How can I set a timeout for Locking the index in Java? I don't have any XML configuration for Lucene. I added the project library in maven via POM.xml and instantiated the required classes.
Code :
public void saveIndexes(String text, String tagFileName, String filePath, long groupId, boolean type, int objectId) {
try {
// path is the indexing directory.
File testDir;
Path suggestionsPath;
Directory suggestionsDir;
Path phraseSuggestPath;
Directory phraseSuggestDir;
Directory directory = org.apache.lucene.store.FSDirectory.open(path);
IndexWriterConfig config = new IndexWriterConfig(new SimpleAnalyzer());
IndexWriter indexWriter = new IndexWriter(directory, config);
org.apache.lucene.document.Document doc = new org.apache.lucene.document.Document();
if (filePath != null) {
File file = new File(filePath); // current directory
doc.add(new TextField("path", file.getPath(), Field.Store.YES));
}
doc.add(new StringField("id", String.valueOf(objectId), Field.Store.YES));
// doc.add(new TextField("id",String.valueOf(objectId),Field.Store.YES));
if (text == null) {
if (filePath != null) {
FileInputStream is = new FileInputStream(filePath);
BufferedReader reader = new BufferedReader(new InputStreamReader(is));
StringBuilder stringBuffer = new StringBuilder();
String line;
while ((line = reader.readLine()) != null) {
stringBuffer.append(line).append("\n");
}
stringBuffer.append("\n").append(tagFileName);
reader.close();
doc.add(new TextField("contents", stringBuffer.toString(), Field.Store.YES));
}
} else {
FieldType fieldType = new FieldType(TextField.TYPE_STORED);
fieldType.setTokenized(false);
doc.add(new Field("contents", text+"\n"+tagFileName, fieldType));
}
indexWriter.addDocument(doc);
indexWriter.commit();
indexWriter.flush();
indexWriter.close();
directory.close();
StandardAnalyzer analyzer = new StandardAnalyzer();
AnalyzingInfixSuggester wordSuggester = new AnalyzingInfixSuggester(suggestionsDir, analyzer);
ArrayList<String> words = new ArrayList<>();
if (text != null) {
text = html2text(text);
Pattern pt = Pattern.compile("[^\\w\\s]");
Matcher match = pt.matcher(text);
while (match.find()) {
String s = match.group();
text = text.replaceAll("\\" + s, "");
}
if (text.contains(" ")) {
Collections.addAll(words, text.split(" "));
} else {
words.add(text);
}
SuggestionIterator suggestionIterator = new SuggestionIterator(words.iterator());
wordSuggester.build(suggestionIterator);
wordSuggester.close();
suggestionsDir.close();
}
AnalyzingInfixSuggester phraseSuggester = new AnalyzingInfixSuggester(phraseSuggestDir, analyzer);
if (text != null) {
text = html2text(text);
ArrayList<String> phrases = new ArrayList<>();
phrases.add(text);
SuggestionIterator suggestionIterator = new SuggestionIterator(phrases.iterator());
phraseSuggester.build(suggestionIterator);
phraseSuggester.close();
phraseSuggestDir.close();
}
} catch (Exception ignored) {
}
}
Thank you.
I quote two things from IndexWriter Documentation,
and
So you can't open IndexWriter again if its already opened and not closed somewhere else. In your case, there happens to be some unlucky timing when two users are in same code block.

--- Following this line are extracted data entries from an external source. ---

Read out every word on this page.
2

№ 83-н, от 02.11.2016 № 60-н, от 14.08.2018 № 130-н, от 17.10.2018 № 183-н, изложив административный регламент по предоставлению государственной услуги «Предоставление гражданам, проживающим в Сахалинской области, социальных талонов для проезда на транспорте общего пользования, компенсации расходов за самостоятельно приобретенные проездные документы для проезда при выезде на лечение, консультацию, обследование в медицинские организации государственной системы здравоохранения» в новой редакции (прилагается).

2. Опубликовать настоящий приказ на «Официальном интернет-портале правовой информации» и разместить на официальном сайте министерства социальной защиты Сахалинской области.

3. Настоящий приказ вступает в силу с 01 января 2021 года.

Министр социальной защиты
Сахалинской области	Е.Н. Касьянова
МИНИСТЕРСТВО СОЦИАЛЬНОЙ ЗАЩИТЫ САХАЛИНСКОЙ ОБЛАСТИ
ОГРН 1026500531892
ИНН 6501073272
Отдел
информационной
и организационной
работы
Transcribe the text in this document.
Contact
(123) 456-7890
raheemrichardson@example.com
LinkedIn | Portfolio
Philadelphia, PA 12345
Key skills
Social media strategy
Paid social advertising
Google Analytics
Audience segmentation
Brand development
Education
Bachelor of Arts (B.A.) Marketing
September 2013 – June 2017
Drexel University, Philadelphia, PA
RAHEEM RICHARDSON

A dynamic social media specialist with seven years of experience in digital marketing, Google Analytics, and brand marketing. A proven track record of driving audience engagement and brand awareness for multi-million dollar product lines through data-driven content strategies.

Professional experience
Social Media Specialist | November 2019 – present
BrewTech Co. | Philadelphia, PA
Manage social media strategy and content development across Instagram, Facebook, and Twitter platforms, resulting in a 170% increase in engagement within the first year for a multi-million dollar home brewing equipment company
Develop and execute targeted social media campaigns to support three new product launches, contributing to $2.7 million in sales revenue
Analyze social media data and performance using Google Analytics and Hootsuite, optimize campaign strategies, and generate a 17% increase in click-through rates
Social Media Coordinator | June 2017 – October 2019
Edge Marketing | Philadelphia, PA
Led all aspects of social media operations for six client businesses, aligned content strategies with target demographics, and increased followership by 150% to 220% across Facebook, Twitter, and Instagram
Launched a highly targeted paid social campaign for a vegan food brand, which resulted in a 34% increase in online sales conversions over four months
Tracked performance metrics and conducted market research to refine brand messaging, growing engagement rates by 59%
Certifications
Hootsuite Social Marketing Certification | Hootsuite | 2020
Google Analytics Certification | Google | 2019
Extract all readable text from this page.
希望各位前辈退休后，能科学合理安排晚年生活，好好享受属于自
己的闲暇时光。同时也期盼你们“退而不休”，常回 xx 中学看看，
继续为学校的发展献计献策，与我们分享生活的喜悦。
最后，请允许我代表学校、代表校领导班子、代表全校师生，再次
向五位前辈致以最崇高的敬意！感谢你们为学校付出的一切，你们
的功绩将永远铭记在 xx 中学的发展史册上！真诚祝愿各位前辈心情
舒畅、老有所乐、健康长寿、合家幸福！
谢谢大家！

You can address this issue in two ways ,
1.Designate Critical Section: Mark code portion having writer opening , usage and close operation as critical section and apply Java synchronization on that critical section. Use some app Singleton bean to synchronize on. So when another user hits that block, he will wait till first user is done and lock is released.
2.Single Writer Instance:Develop a mechanism in your app to open and close writer only once for the life time of application and pass that single instance in service code so writer methods could get called by as many users as you wish since writer instance is made thread-safe by Lucene folks. I guess, this can be achieved by a Singleton Spring bean and by injecting that bean in your service.
Drawback in second approach is - multi server deployments for a single global index directory and if there are other applications trying to open writers on that global Index. This problem can be solved by wrapping your index writer instance creation code in some kind of global service that keeps returning the same instance to whichever application tries to use it.
This is not a simple issue that you are trying to solve by deleting lock files or by introducing time outs. You have to model your design as per IndexWriter documentation and not other way round.
Having single writer instance will introduce some performance improvements too.
Also, make a practice to do an empty commit just after creating the writer. This helped me in solving some issues in past.